|Congressman Faleomavaega announced today plans to introduce legislation in Congress to provide for a federally authorized referendum in American Samoa on the question of citizenship. In a letter to Governor Lolo M. Moliga, Congressman Faleomavaega informed Governor Lolo and the Fono of his draft bill and welcomed their feedback on the legislation.
“A decision in Tuaua v. U.S. (citizenship lawsuit) currently in the U.S. District Court for the District of Columbia is expected in the upcoming months. The lawsuit could apply U.S. citizenship to everyone born in American Samoa, regardless if they want to become citizens,” Faleomavaega said.
“We can no longer afford to do nothing. It is time that we vote as a territory to decide if we want to become U.S. citizens. If we choose to do nothing, the decision to become U.S. citizens will be decided for us by persons and groups outside of American Samoa.”
“The legislation I have proposed will provide for a referendum in American Samoa, where all eligible voters decide whether they want to become U.S. citizens. After 70 years of struggling with the citizenship issue in American Samoa, the time has come to make a decision.” Faleomavaega concluded.
The full text of the Congressman’s letter to Governor Lolo and the Fono is included below:
I write regarding legislation I intend to introduce to Congress to provide for a federally authorized referendum or plebiscite in American Samoa on the question of citizenship. A decision in Tuaua v. U.S. (citizenship lawsuit) currently in the U.S. District Court for the District of Columbia is expected in the upcoming months. The lawsuit could apply U.S. citizenship to everyone born in American Samoa, regardless if they want to become citizens. We have been struggling with the question of citizenship for over 70 years, and can no longer afford to do nothing. If we choose to do nothing, outside forces will decide our future for us, as is the case in the citizenship lawsuit. The time is of the essence to decide whether the people of American Samoa desire U.S. citizenship.
The legislation that I am proposing will likely come at no cost to the local government, and will allow all eligible voters in American Samoa to decide whether they want to become U.S. citizens. I also included similar language in a Territorial Omnibus Act that Congress will address later this year.
The decision to become U.S. citizens has been complicated in the past because of concerns regarding the impact of citizenship on our communal land system and matai titles. However, we know from the examples of other U.S. territories that by becoming citizens through congressional action we can negotiate the terms of our relationship with the U.S. to protect our traditional culture.
All other U.S. territories have received citizenship through Congressional action. The Commonwealth of the Northern Mariana Islands (CNMI) is the latest U.S. territory to receive citizenship, when Congress in 1976 resolved to accept a Covenant of Political Union between CNMI and the U.S. Within the Covenant, Congress included language which authorizes the CNMI to “restrict acquisition of any lands in the Northern Mariana Islands to persons of Northern Marianas descent.” American Samoa can similarly negotiate an agreement with the U.S. to gain citizenship while at the same time ensuring protection of our culture and communal lands.
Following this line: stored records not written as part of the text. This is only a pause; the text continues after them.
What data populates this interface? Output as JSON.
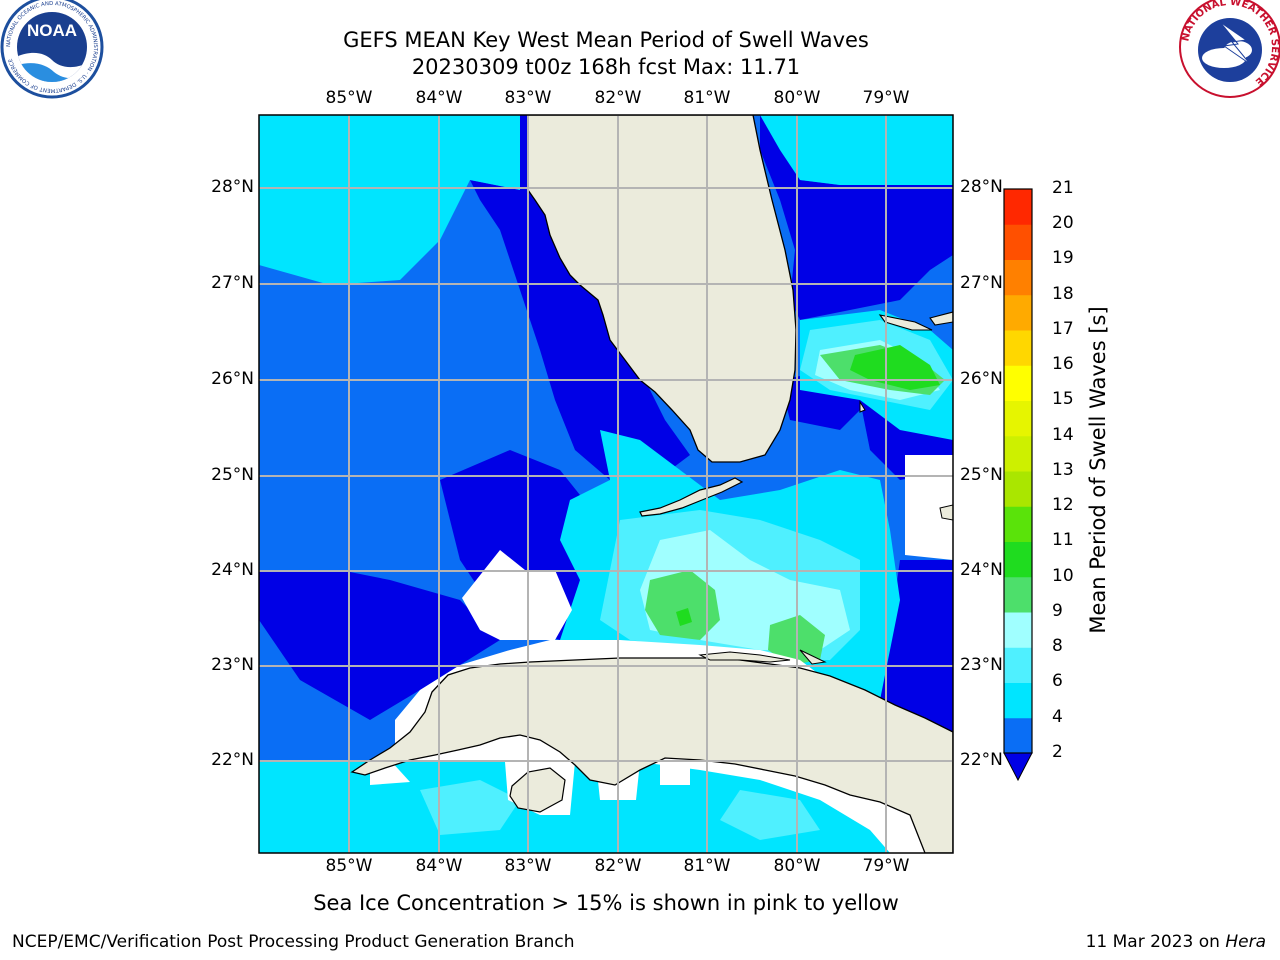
{
  "header": {
    "title_line1": "GEFS MEAN Key West Mean Period of Swell Waves",
    "title_line2": "20230309 t00z 168h fcst   Max: 11.71"
  },
  "logos": {
    "left": {
      "name": "noaa-logo",
      "text": "NOAA",
      "ring_text": "NATIONAL OCEANIC AND ATMOSPHERIC ADMINISTRATION · U.S. DEPARTMENT OF COMMERCE"
    },
    "right": {
      "name": "nws-logo",
      "ring_text": "NATIONAL WEATHER SERVICE"
    }
  },
  "map": {
    "lon_labels": [
      "85°W",
      "84°W",
      "83°W",
      "82°W",
      "81°W",
      "80°W",
      "79°W"
    ],
    "lat_labels": [
      "28°N",
      "27°N",
      "26°N",
      "25°N",
      "24°N",
      "23°N",
      "22°N"
    ],
    "land_color": "#ebebdc",
    "grid_color": "#b4b4b4"
  },
  "colorbar": {
    "title": "Mean Period of Swell Waves [s]",
    "levels": [
      "2",
      "4",
      "6",
      "8",
      "9",
      "10",
      "11",
      "12",
      "13",
      "14",
      "15",
      "16",
      "17",
      "18",
      "19",
      "20",
      "21"
    ],
    "colors": [
      "#0a6ef5",
      "#00e5ff",
      "#4ff0ff",
      "#a0ffff",
      "#4ddf6b",
      "#1fdc1f",
      "#5ae30a",
      "#aae600",
      "#cdf000",
      "#e6f500",
      "#ffff00",
      "#ffd700",
      "#ffaa00",
      "#ff8000",
      "#ff5000",
      "#ff2800",
      "#ff0000"
    ],
    "under_color": "#0000e6"
  },
  "footer": {
    "note": "Sea Ice Concentration > 15% is shown in pink to yellow",
    "left": "NCEP/EMC/Verification Post Processing Product Generation Branch",
    "right_prefix": "11 Mar 2023 on ",
    "right_italic": "Hera"
  }
}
As you may know, one of the recommendations of the 2007 Future Political Status Study Commission Report states that “American Samoa shall continue as an unorganized and unincorporated territory and that a process of negotiation with the U.S. Congress for a permanent political status be initiated.” The Commission called for a specially tailored Act of Congress to reaffirm the special protective provisions for lands and titles in the Constitution of American Samoa.
I welcome your feedback on this draft bill and look forward to working with you and the Fono on this important issue for American Samoa.